These Extensive
Groves Of Aspen Are A Marked Feature Of The Nevada Woods.
Some of the
lower mountains are covered with them, giving rise to remarkably
beautiful masses of pale, translucent green
In spring and summer,
yellow and orange in autumn, while in winter, after every leaf has
fallen, the white bark of the boles and branches seen in mass seems
like a cloud of mist that has settled close down on the mountain,
conforming to all its hollows and ridges like a mantle, yet roughened
on the surface with innumerable ascending spires.
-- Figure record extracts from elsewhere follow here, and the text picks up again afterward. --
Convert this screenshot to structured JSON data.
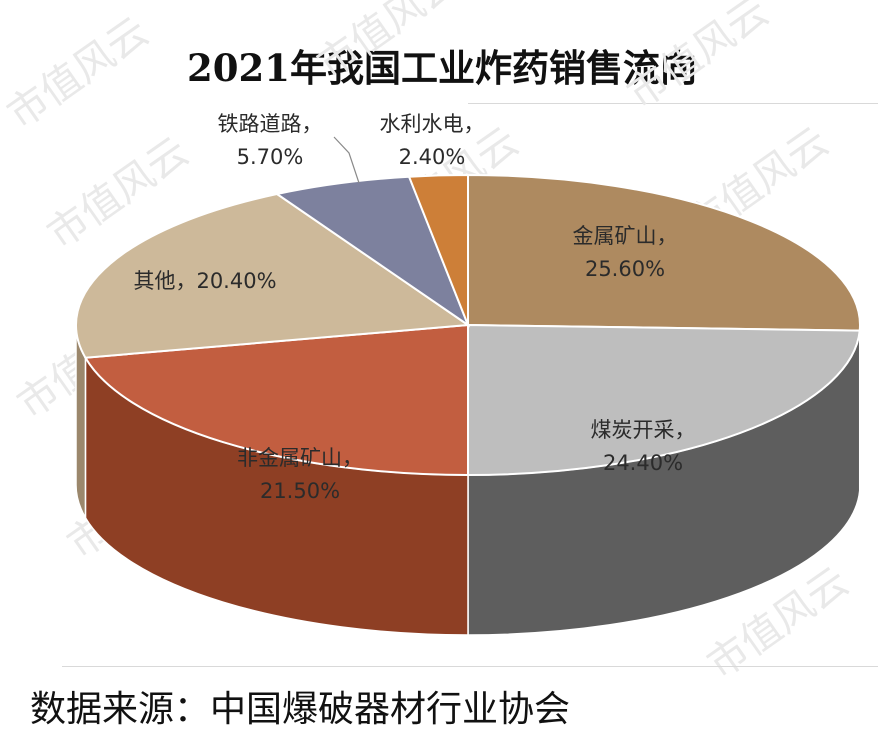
{
  "chart_data": {
    "type": "pie",
    "title": "2021年我国工业炸药销售流向",
    "slices": [
      {
        "label": "金属矿山",
        "value": 25.6,
        "value_text": "25.60%",
        "color": "#ae8a60",
        "side": "#7d5f3c"
      },
      {
        "label": "煤炭开采",
        "value": 24.4,
        "value_text": "24.40%",
        "color": "#bebebe",
        "side": "#5e5e5e"
      },
      {
        "label": "非金属矿山",
        "value": 21.5,
        "value_text": "21.50%",
        "color": "#c25e40",
        "side": "#8e3f24"
      },
      {
        "label": "其他",
        "value": 20.4,
        "value_text": "20.40%",
        "color": "#cdb99a",
        "side": "#9b876c"
      },
      {
        "label": "铁路道路",
        "value": 5.7,
        "value_text": "5.70%",
        "color": "#7d819e",
        "side": "#565a72"
      },
      {
        "label": "水利水电",
        "value": 2.4,
        "value_text": "2.40%",
        "color": "#cd7f38",
        "side": "#905824"
      }
    ]
  },
  "source_text": "数据来源：中国爆破器材行业协会",
  "watermark_text": "市值风云"
}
Just above the aspens we entered a fine, close growth of foxtail pine,
the tallest and most evenly planted I had yet seen. It extended along
a waving ridge tending north and south and down both sides with but
little interruption for a distance of about five miles. The trees
were mostly straight in the bole, and their shade covered the ground
in the densest places, leaving only small openings to the sun. A few
of the tallest specimens measured over eighty feet, with a diameter of
eighteen inches; but many of the younger trees, growing in tufts, were
nearly fifty feet high, with a diameter of only five or six inches,
while their slender shafts were hidden from top to bottom by a close,
fringy growth of tasseled branchlets. A few white pines and balsam
firs occur here and there, mostly around the edges of sunny openings,
where they enrich the air with their rosiny fragrance, and bring out
the peculiar beauties of the predominating foxtails by contrast.